If the blur cannot be attributed to being too close, it might be caused by camera movement. When taking a shot, hold the camera in both hands and brace yourself. Take a breath, push the shutter release half way down to allow the camera to focus on the subject. Then push the shutter release the remainder of the way down to take the shot before breathing out again. Taking and holding a breath will avoid a lot of camera movement and pressing the shutter release half down gives the camera’s auto-focus mechanism time to focus correctly before you take the shot.

The camera moved a little as this shot was taken resulting in a slight blur.

When your subject is moving, taking a sharp picture is more difficult than when it is stationary. In this situation, switch the camera to sports mode so the shot will be captured faster and so there is less chance of the movement causing a blurry shot. It will also help if you adjust your placement so the movement is occurring towards you and not across the path of the shot. Of course, in some situations this is not possible, for example, standing in front of horses racing around a track is generally not possible, however it will give a clearer shot!

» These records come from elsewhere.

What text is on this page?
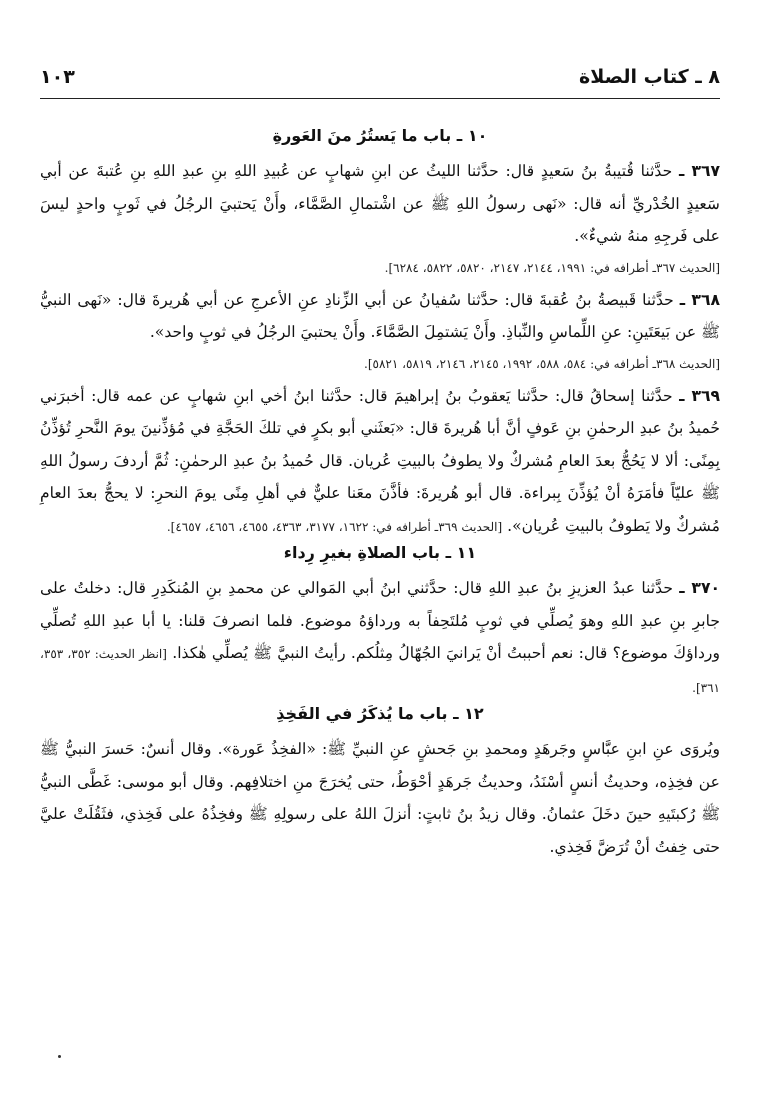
٨ ـ كتاب الصلاة
١٠٣
١٠ ـ باب ما يَستُرُ منَ العَورةِ

٣٦٧ ـ حدَّثنا قُتيبةُ بنُ سَعيدٍ قال: حدَّثنا الليثُ عن ابنِ شهابٍ عن عُبيدِ اللهِ بنِ عبدِ اللهِ بنِ عُتبةَ عن أبي سَعيدٍ الخُدْريِّ أنه قال: «نَهى رسولُ اللهِ ﷺ عن اشْتمالِ الصَّمَّاء، وأَنْ يَحتبيَ الرجُلُ في ثَوبٍ واحدٍ ليسَ على فَرجِهِ منهُ شيءٌ».

[الحديث ٣٦٧ـ أطرافه في: ١٩٩١، ٢١٤٤، ٢١٤٧، ٥٨٢٠، ٥٨٢٢، ٦٢٨٤].

٣٦٨ ـ حدَّثنا قَبيصةُ بنُ عُقبةَ قال: حدَّثنا سُفيانُ عن أبي الزِّنادِ عنِ الأعرجِ عن أبي هُريرةَ قال: «نَهى النبيُّ ﷺ عن بَيعَتَينِ: عنِ اللِّماسِ والنِّباذِ. وأَنْ يَشتمِلَ الصَّمَّاءَ. وأَنْ يحتبيَ الرجُلُ في ثوبٍ واحد».

[الحديث ٣٦٨ـ أطرافه في: ٥٨٤، ٥٨٨، ١٩٩٢، ٢١٤٥، ٢١٤٦، ٥٨١٩، ٥٨٢١].

٣٦٩ ـ حدَّثنا إسحاقُ قال: حدَّثنا يَعقوبُ بنُ إبراهيمَ قال: حدَّثنا ابنُ أخي ابنِ شهابٍ عن عمه قال: أخبرَني حُميدُ بنُ عبدِ الرحمٰنِ بنِ عَوفٍ أنَّ أبا هُريرةَ قال: «بَعثَني أبو بكرٍ في تلكَ الحَجَّةِ في مُؤذِّنينَ يومَ النَّحرِ تُؤذِّنُ بِمِنًى: ألا لا يَحُجُّ بعدَ العامِ مُشركٌ ولا يطوفُ بالبيتِ عُريان. قال حُميدُ بنُ عبدِ الرحمٰنِ: ثُمَّ أردفَ رسولُ اللهِ ﷺ عليّاً فأمَرَهُ أنْ يُؤذِّنَ بِبراءة. قال أبو هُريرةَ: فأذَّنَ معَنا عليٌّ في أهلِ مِنًى يومَ النحرِ: لا يحجُّ بعدَ العامِ مُشركٌ ولا يَطوفُ بالبيتِ عُريان». [الحديث ٣٦٩ـ أطرافه في: ١٦٢٢، ٣١٧٧، ٤٣٦٣، ٤٦٥٥، ٤٦٥٦، ٤٦٥٧].

١١ ـ باب الصلاةِ بغيرِ رِداء

٣٧٠ ـ حدَّثنا عبدُ العزيزِ بنُ عبدِ اللهِ قال: حدَّثني ابنُ أبي المَوالي عن محمدِ بنِ المُنكَدِرِ قال: دخلتُ على جابرِ بنِ عبدِ اللهِ وهوَ يُصلِّي في ثوبٍ مُلتَحِفاً به ورداؤهُ موضوع. فلما انصرفَ قلنا: يا أبا عبدِ اللهِ تُصلِّي ورداؤكَ موضوع؟ قال: نعم أحببتُ أنْ يَرانيَ الجُهّالُ مِثلُكم. رأيتُ النبيَّ ﷺ يُصلِّي هٰكذا. [انظر الحديث: ٣٥٢، ٣٥٣، ٣٦١].

١٢ ـ باب ما يُذكَرُ في الفَخِذِ

ويُروَى عنِ ابنِ عبَّاسٍ وجَرهَدٍ ومحمدِ بنِ جَحشٍ عنِ النبيِّ ﷺ: «الفخِذُ عَورة». وقال أنسٌ: حَسرَ النبيُّ ﷺ عن فخِذِه، وحديثُ أنسٍ أسْنَدُ، وحديثُ جَرهَدٍ أحْوَطُ، حتى يُخرَجَ منِ اختلافِهم. وقال أبو موسى: غَطَّى النبيُّ ﷺ رُكبتَيهِ حينَ دخَلَ عثمانُ. وقال زيدُ بنُ ثابتٍ: أنزلَ اللهُ على رسولِهِ ﷺ وفخِذُهُ على فَخِذي، فثَقُلَتْ عليَّ حتى خِفتُ أنْ تُرَضَّ فَخِذي.
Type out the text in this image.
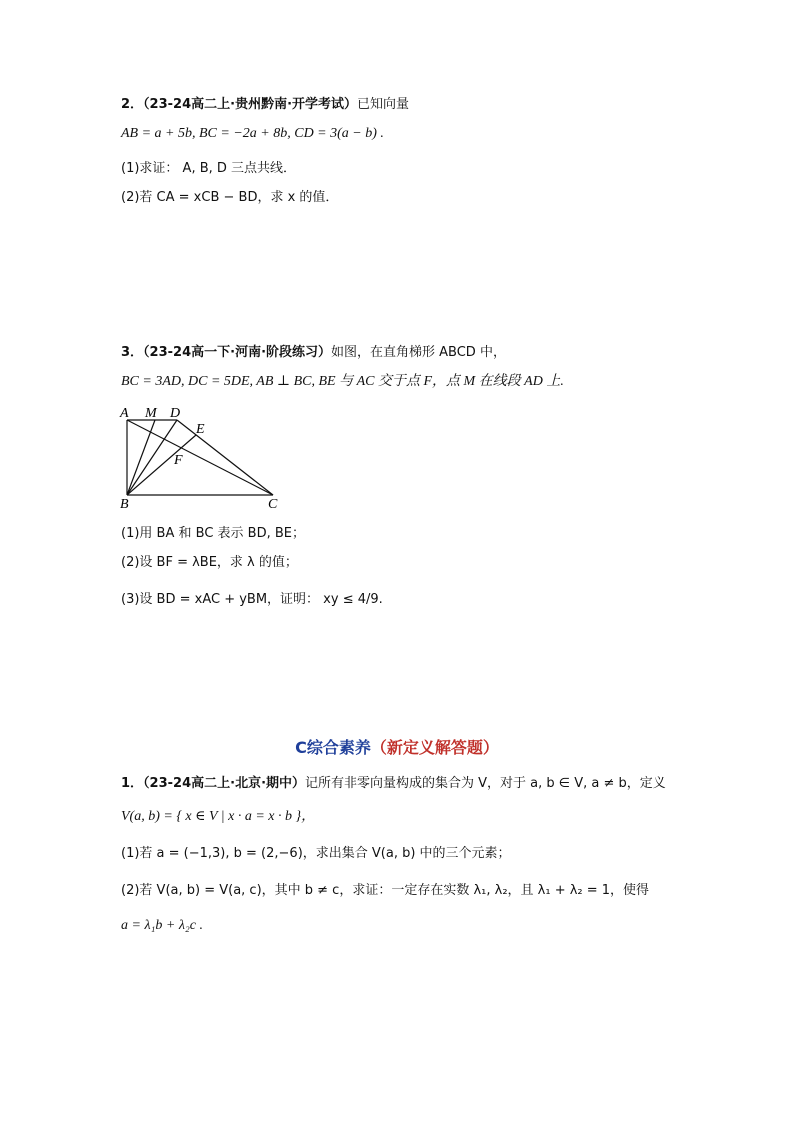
2．（23-24高二上·贵州黔南·开学考试）已知向量
AB = a + 5b, BC = −2a + 8b, CD = 3(a − b) .
(1)求证： A, B, D 三点共线．
(2)若 CA = xCB − BD，求 x 的值．
3．（23-24高一下·河南·阶段练习）如图，在直角梯形 ABCD 中，
BC = 3AD, DC = 5DE, AB ⊥ BC, BE 与 AC 交于点 F，点 M 在线段 AD 上.
A M D
E
F
B	C
(1)用 BA 和 BC 表示 BD, BE；
(2)设 BF = λBE，求 λ 的值；
(3)设 BD = xAC + yBM，证明： xy ≤ 4/9.
C综合素养（新定义解答题）
1．（23-24高二上·北京·期中）记所有非零向量构成的集合为 V，对于 a, b ∈ V, a ≠ b，定义
V(a, b) = { x ∈ V | x · a = x · b }，
(1)若 a = (−1,3), b = (2,−6)，求出集合 V(a, b) 中的三个元素；
(2)若 V(a, b) = V(a, c)，其中 b ≠ c，求证：一定存在实数 λ₁, λ₂，且 λ₁ + λ₂ = 1，使得
a = λ₁b + λ₂c .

Too much light or too little
When your photos are repeatedly too light or too dark, adjusting the camera’s exposure may help. To do this, check your camera’s manual to see if it has an exposure compensation option. Generally you can adjust the exposure up or down by approximately 2 stops – these are marked -2, -1, 0, 1 and 2 on a scale. Zero is the value that is used by default and, to get a darker image, set the value towards the negative, generally around minus one third to minus half a stop is sufficient. On the other hand if your shots are too dark, adjust the setting to a positive value of around one third or one half. Exposure compensation settings are often lost when you turn off your camera so you should check it each time just in case.

If you’re shooting in bright daylight, and particularly if you are shooting portraits or a person standing in front of a scene, use the forced or fill flash setting on your camera. This forces the flash to fire in circumstances that it would generally not be required. The flash will light the person’s face and give a much nicer portrait shot and the background will still be captured just fine too.